I am happy to say that I received lots of emails from happy customers of my Speak on Cruise Ships program. If you want to get started cruising free you can check out this site: http://www.speakerscruisefree.com/
In any event, once in awhile I like to publish these emails (with permission) especially when they have value to new folks looking to cruise free.
Thus, the below post come from an email sent by Phil Calkins. Phil tells the story of how he made lemonade from lemons -- and still got to cruise free! I think his note is instructive not just a cruise speaker stand point but for any time you are asked to speak and something goes wrong...
Hi Daniel,
We just returned from the Explorer of the Seas, 9-night cruise out of Bayonne, NJ, and wanted to share an “the show must go on” experience. Since we had an early flight out of Nashville, TN the morning of Feb. 5, we drove down the night before. I still had a few e-mails to send out and read and when I was finished I shut down my laptop and packed it in the case. The afternoon of the 5th, while waiting for the muster drill I pulled out my laptop, plugged it in, and it was head as last week’s mackerel!

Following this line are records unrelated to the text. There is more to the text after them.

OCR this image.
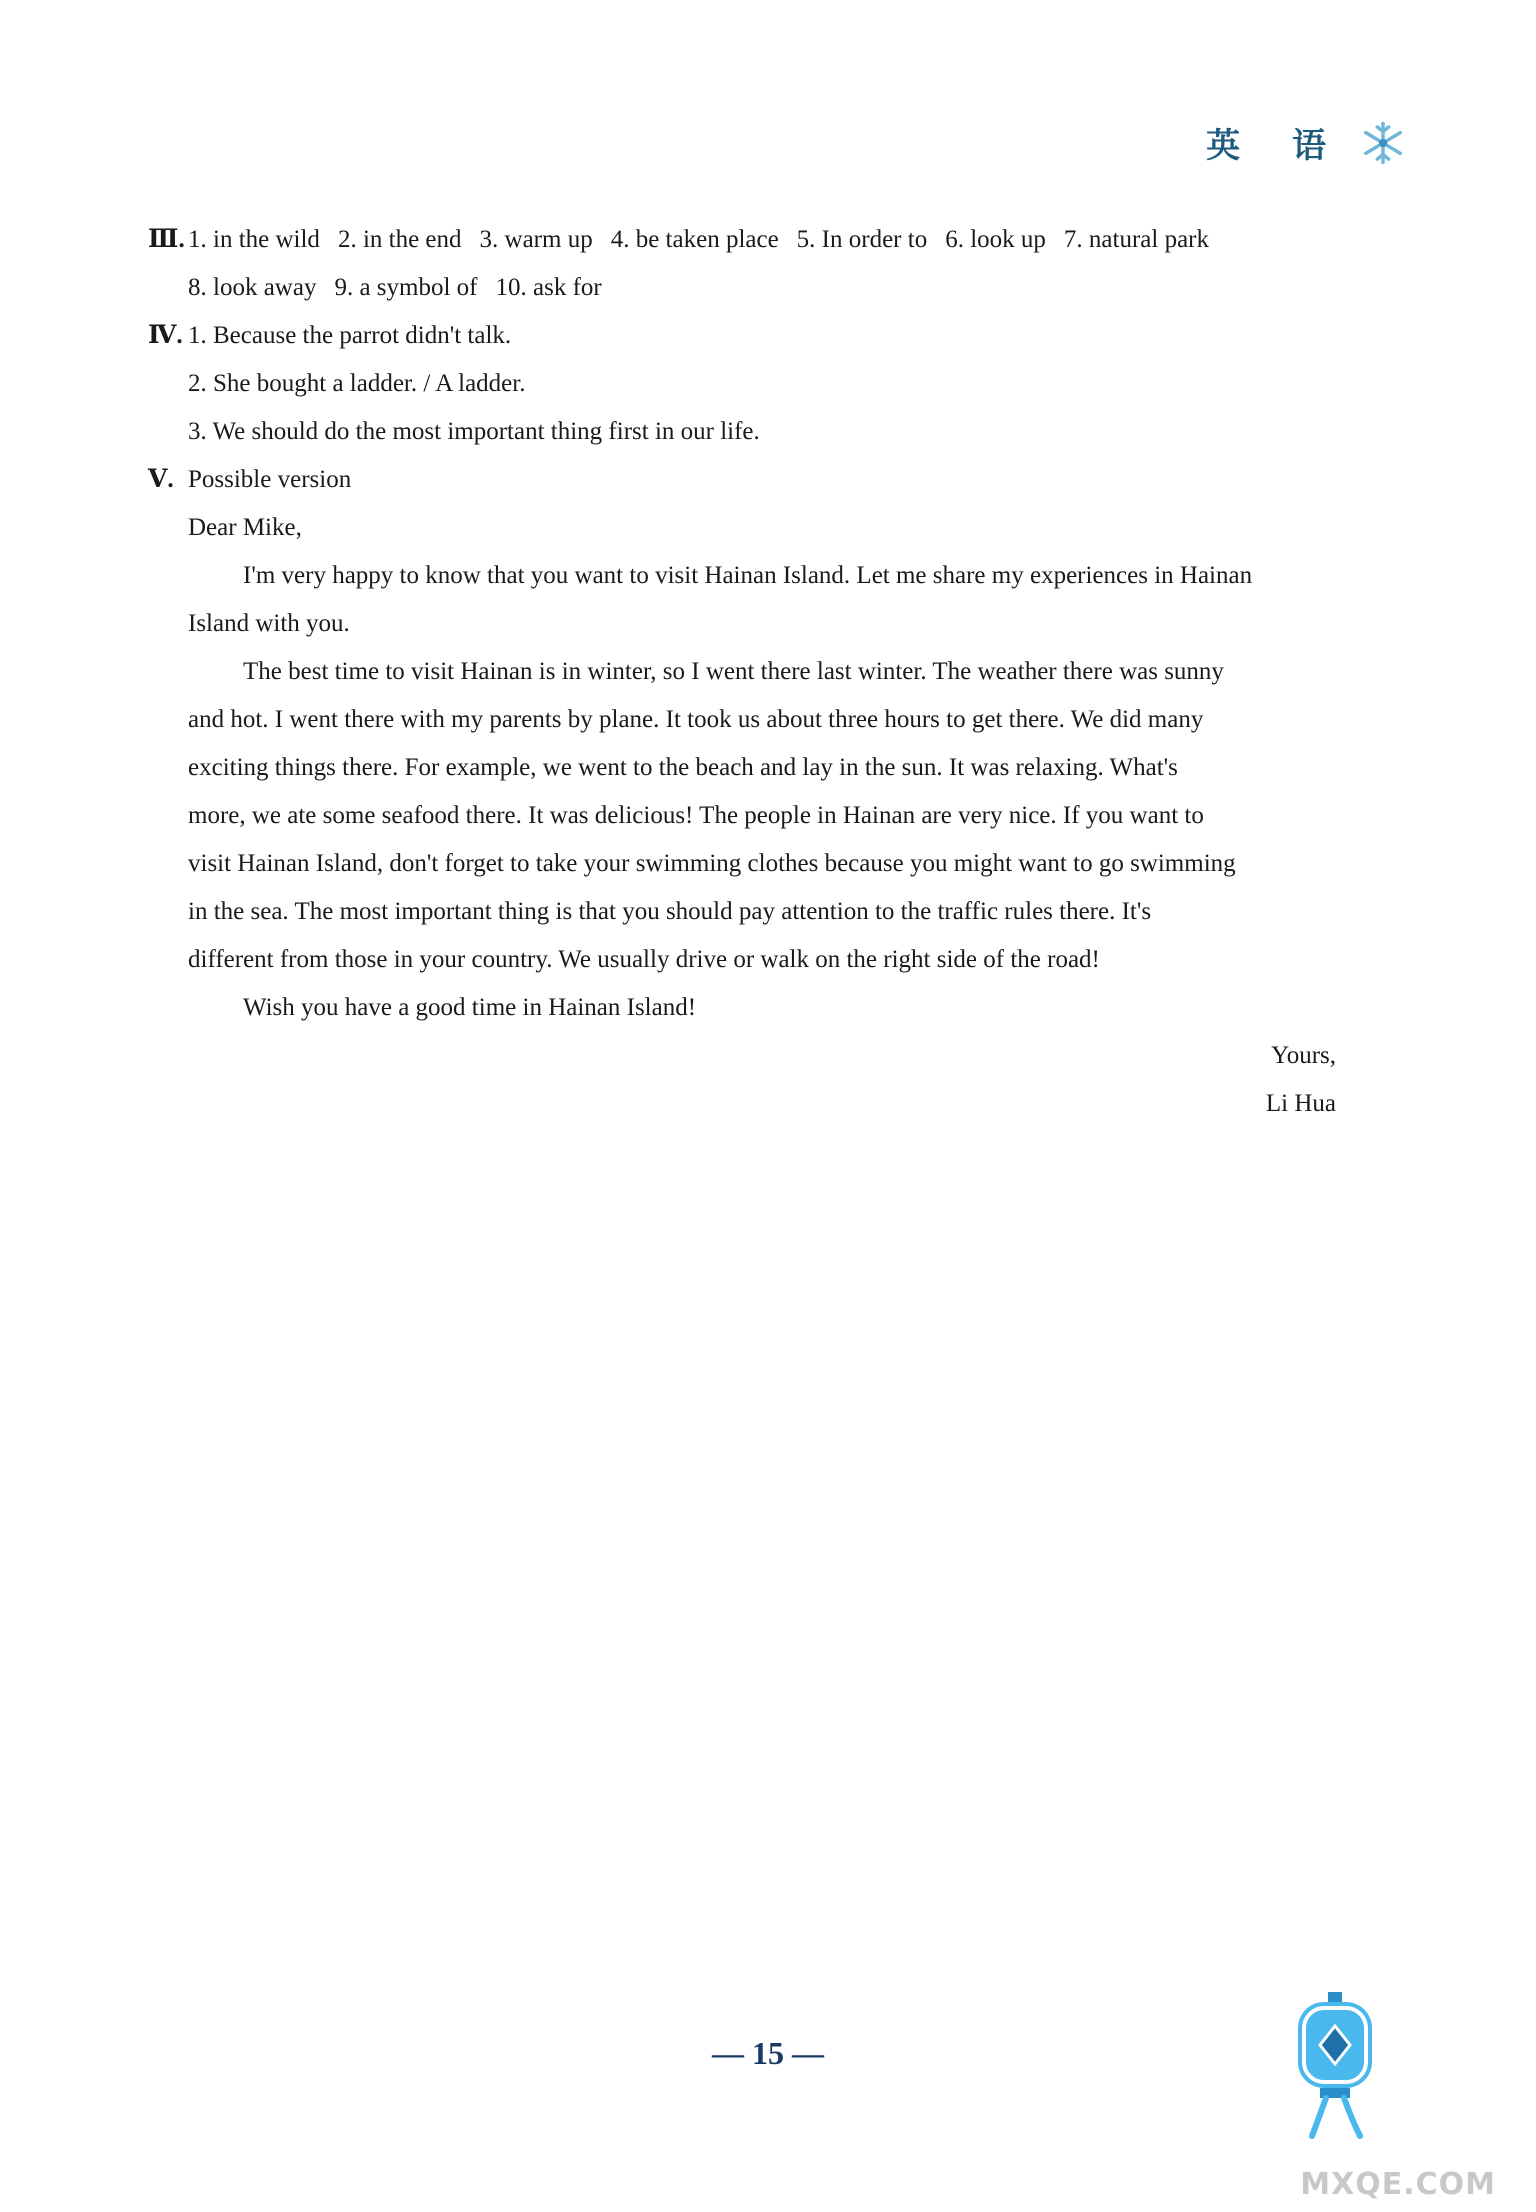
英 语
Ⅲ. 1. in the wild 2. in the end 3. warm up 4. be taken place 5. In order to 6. look up 7. natural park
8. look away 9. a symbol of 10. ask for
Ⅳ. 1. Because the parrot didn't talk.
2. She bought a ladder. / A ladder.
3. We should do the most important thing first in our life.
Ⅴ. Possible version
Dear Mike,
I'm very happy to know that you want to visit Hainan Island. Let me share my experiences in Hainan
Island with you.
The best time to visit Hainan is in winter, so I went there last winter. The weather there was sunny
and hot. I went there with my parents by plane. It took us about three hours to get there. We did many
exciting things there. For example, we went to the beach and lay in the sun. It was relaxing. What's
more, we ate some seafood there. It was delicious! The people in Hainan are very nice. If you want to
visit Hainan Island, don't forget to take your swimming clothes because you might want to go swimming
in the sea. The most important thing is that you should pay attention to the traffic rules there. It's
different from those in your country. We usually drive or walk on the right side of the road!
Wish you have a good time in Hainan Island!
Yours,
Li Hua
— 15 —
MXQE.COM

It showed no power coming in at all. I removed the battery and still nothing. So I called guest relations, introduced myself as the enrichment speaker and they promptly sent up an electrician to check the outlet. He explained I was getting power from the outlet to the charger but nothing from the charger into the computer. I thought I must have twisted a wire or something, so when I met Nicky, the Cruise Activities Director, following the muster drill, I explained my plight and that I would do the talks without the PowerPoint. As it turned out, it was a great move. Let me explain.
All of my 5 talks were scheduled at 2PM (ship’s time) each of the 5 days at sea. The staff promoted each talk over the ship’s intercom as well as the Daily Compass, and I set up the day 1 attendees with a list of the up-coming talks and asked them to come back each day. I had about 60% repeat attendees each day plus new ones and averaged around 25-30 per talk (Day 2 was best at slight over 50!). At the conclusion of the last talk, people hung around talking and asking questions and taking my business card with my contact info. It reminded me of the end of the semester when the students leave but the bond was still their between them and me. Because of the computer crash, I made the talks even more interactive and engaged them by asking them to envision some of the scenes the slides portrayed.
I’ll still plan on PowerPoint for the future but it just shows that good prep and flexibility can still make lemonade out of lemons!
As I mentioned above, having the talks the same time, each day, at the same conference room was a big plus. Even though I didn’t need the projector, the cruise staff came by about 15 minutes early each day to check on any needs I might have, and stayed around mixing with the attendees and our warm up chats. I’m sure they reported the excellent repore’ shared by all.
I did record the first 12 minutes of my first talk on high def video and I’ll get that to you to forward to Celebrity ASAP. If it looks like I was gripping the podium for stability, I was! We went from a Cat. 2, hurricane strength storm about 5AM that morning and still had force 9 gale winds by early afternoon.
Thanks again for all your support and representation,
Phil Calkins, M.S., CFP
2 comments:
Hi, Daniel and fellow cruisers!
I always bring two backup copies of my PowerPoint presentations. Either I burn two CDs or I burn one CD and use a memory stick for the other copy.
I've been doing this for years and recommend everyone do this because with technology...you just NEVER know.
Double DITTO Allyn! Being the paranoid type I have mine on the hard drive, a flash drive, and a portable microdrive. I also carry around my own laser pointer, remote advance, serial cable extender (hate the recessed serial ports on lap tops) and several cable converters.